The closest Intel will let reporters or analysts get to its primary manufacturing research facility, known as D1D, is the hallway outside the fab floor within its Ronler Acres campus in Hillsboro, Oregon.
From behind a window, visitors were allowed a fleeting glimpse of perhaps the most important chip-making facility in Intel's stable of factories. As might be expected, there's not much that can be seen from such a limited perspective. But facility managers shared a few details about the facility, where Intel makes sure its advanced manufacturing technologies are working flawlessly before moving them to fabs around the world.
Fab D1D was completed in 2003, and covers a little less than one million square feet, said Bruce Horwath, manufacturing manager for D1D. Intel is currently making processors using its new 65-nanometer processing technology within D1D, chips that are expected to be formally introduced early next year.
Silicon wafers are loaded into various chip-making tools -- some of which cost more than US$10 million each -- through a complex routing system that runs on mechanized tracks above the tools. D1D uses what's known as a "ballroom" design, meaning the clean room floor is wide open, lacking walls within the facility where dirt can gather, Horwath said.
The air within the clean room is constantly refreshed and maintained at a cleanliness level known as Class 10, Horwath said. The air is even cleaner within the stackers, which transport silicon wafers from tool to tool. That air is kept at Class 1 status, meaning only three particles of dirt measuring 0.3 microns in size are allowed within a cubic foot of air. By comparison, the air in the hallway from where the clean room can be observed is off the charts, "something like Class 100,000," Horwath laughs.

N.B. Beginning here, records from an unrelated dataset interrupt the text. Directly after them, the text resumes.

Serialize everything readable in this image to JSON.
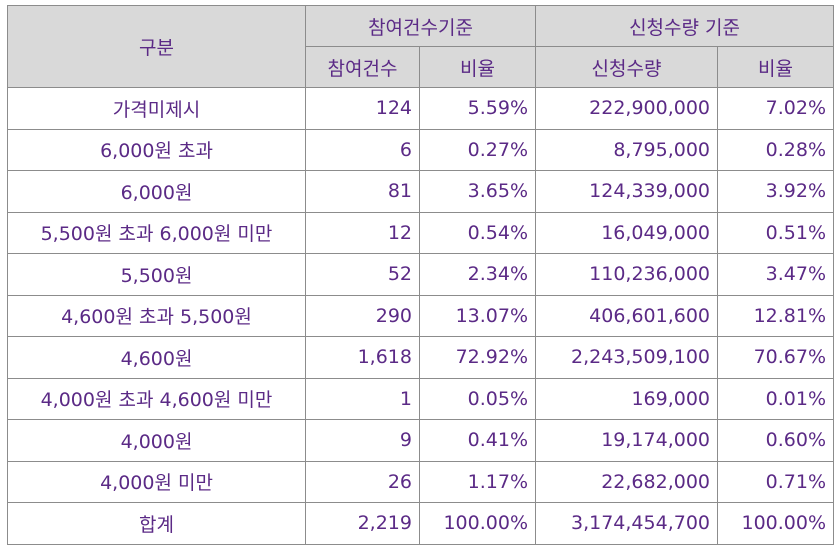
{
  "header": {
    "group_label": "구분",
    "participation_group": "참여건수기준",
    "quantity_group": "신청수량 기준",
    "participation_count": "참여건수",
    "participation_ratio": "비율",
    "quantity_amount": "신청수량",
    "quantity_ratio": "비율"
  },
  "rows": [
    {
      "label": "가격미제시",
      "count": "124",
      "count_ratio": "5.59%",
      "quantity": "222,900,000",
      "quantity_ratio": "7.02%"
    },
    {
      "label": "6,000원 초과",
      "count": "6",
      "count_ratio": "0.27%",
      "quantity": "8,795,000",
      "quantity_ratio": "0.28%"
    },
    {
      "label": "6,000원",
      "count": "81",
      "count_ratio": "3.65%",
      "quantity": "124,339,000",
      "quantity_ratio": "3.92%"
    },
    {
      "label": "5,500원 초과 6,000원 미만",
      "count": "12",
      "count_ratio": "0.54%",
      "quantity": "16,049,000",
      "quantity_ratio": "0.51%"
    },
    {
      "label": "5,500원",
      "count": "52",
      "count_ratio": "2.34%",
      "quantity": "110,236,000",
      "quantity_ratio": "3.47%"
    },
    {
      "label": "4,600원 초과 5,500원",
      "count": "290",
      "count_ratio": "13.07%",
      "quantity": "406,601,600",
      "quantity_ratio": "12.81%"
    },
    {
      "label": "4,600원",
      "count": "1,618",
      "count_ratio": "72.92%",
      "quantity": "2,243,509,100",
      "quantity_ratio": "70.67%"
    },
    {
      "label": "4,000원 초과 4,600원 미만",
      "count": "1",
      "count_ratio": "0.05%",
      "quantity": "169,000",
      "quantity_ratio": "0.01%"
    },
    {
      "label": "4,000원",
      "count": "9",
      "count_ratio": "0.41%",
      "quantity": "19,174,000",
      "quantity_ratio": "0.60%"
    },
    {
      "label": "4,000원 미만",
      "count": "26",
      "count_ratio": "1.17%",
      "quantity": "22,682,000",
      "quantity_ratio": "0.71%"
    },
    {
      "label": "합계",
      "count": "2,219",
      "count_ratio": "100.00%",
      "quantity": "3,174,454,700",
      "quantity_ratio": "100.00%"
    }
  ],
  "colors": {
    "text": "#5b2a86",
    "header_bg": "#d9d9d9",
    "border": "#8c8c8c"
  }
}
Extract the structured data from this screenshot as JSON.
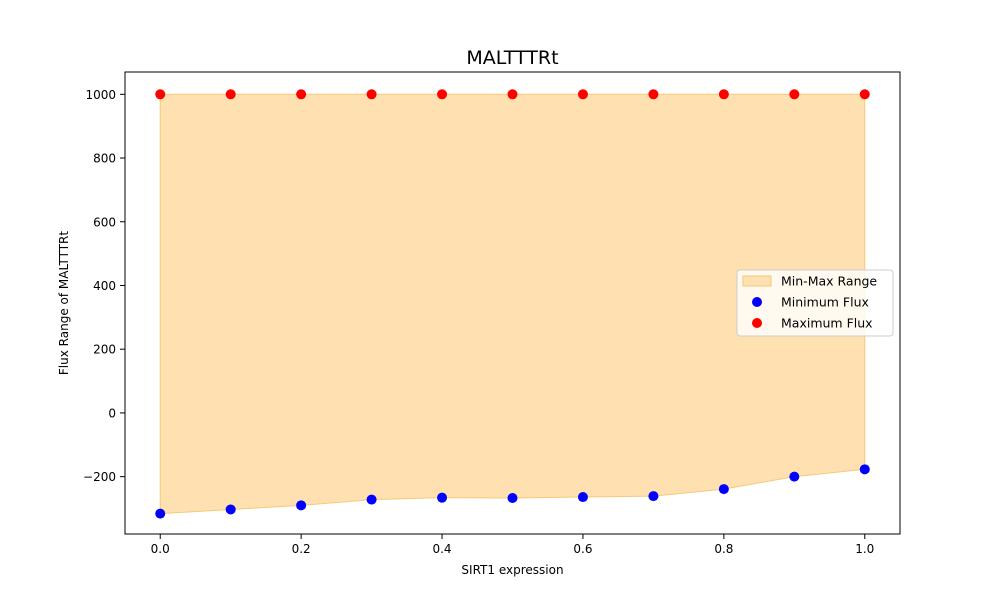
{
  "chart_data": {
    "type": "scatter",
    "title": "MALTTTRt",
    "xlabel": "SIRT1 expression",
    "ylabel": "Flux Range of MALTTTRt",
    "x": [
      0.0,
      0.1,
      0.2,
      0.3,
      0.4,
      0.5,
      0.6,
      0.7,
      0.8,
      0.9,
      1.0
    ],
    "xlim": [
      -0.05,
      1.05
    ],
    "ylim": [
      -380,
      1070
    ],
    "xticks": [
      0.0,
      0.2,
      0.4,
      0.6,
      0.8,
      1.0
    ],
    "xtick_labels": [
      "0.0",
      "0.2",
      "0.4",
      "0.6",
      "0.8",
      "1.0"
    ],
    "yticks": [
      -200,
      0,
      200,
      400,
      600,
      800,
      1000
    ],
    "ytick_labels": [
      "−200",
      "0",
      "200",
      "400",
      "600",
      "800",
      "1000"
    ],
    "fill_between": {
      "name": "Min-Max Range",
      "color": "#ffe0b0",
      "edge_color": "#f5c97a"
    },
    "series": [
      {
        "name": "Minimum Flux",
        "color": "#0000ff",
        "values": [
          -316,
          -303,
          -290,
          -272,
          -266,
          -267,
          -264,
          -261,
          -239,
          -200,
          -177
        ]
      },
      {
        "name": "Maximum Flux",
        "color": "#ff0000",
        "values": [
          1000,
          1000,
          1000,
          1000,
          1000,
          1000,
          1000,
          1000,
          1000,
          1000,
          1000
        ]
      }
    ],
    "legend": {
      "position": "center-right",
      "entries": [
        "Min-Max Range",
        "Minimum Flux",
        "Maximum Flux"
      ]
    },
    "grid": false
  }
}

Several hundred technicians work 12-hour shifts underneath the perpetual yellow-orange light bathing fab D1D. Regular white light would cloud the light-sensitive chemicals used in the manufacturing process to project the mask, or the material containing the chip's layout, onto the silicon wafer. Making a chip is almost like taking a photograph, except layers of silicon dioxide are left behind instead of an image.
Intel flies in workers from other facilities to Hillsboro to learn how technologies are rolled out within D1D, having them spend six months to a year learning how things work in Oregon before returning to their fabs to duplicate the procedure under Intel's Copy Exactly strategy, according to one Intel employee accompanying Wednesday's tour. In fact, the company is currently constructing living quarters just outside D1D for the employees that will soon be charged with rolling out Intel's 65nm manufacturing technology at fabs in Oregon and Ireland.
Photographs were not allowed within D1D. A sign placed prominently next to the entryway reminded Intel employees that they could be dismissed from their jobs for taking unauthorized pictures of D1D. Intel is so concerned about secrecy within D1D that it won't permit any outsiders to use its network for Internet access, and security guards kept a close eye on guests as they toured the facility.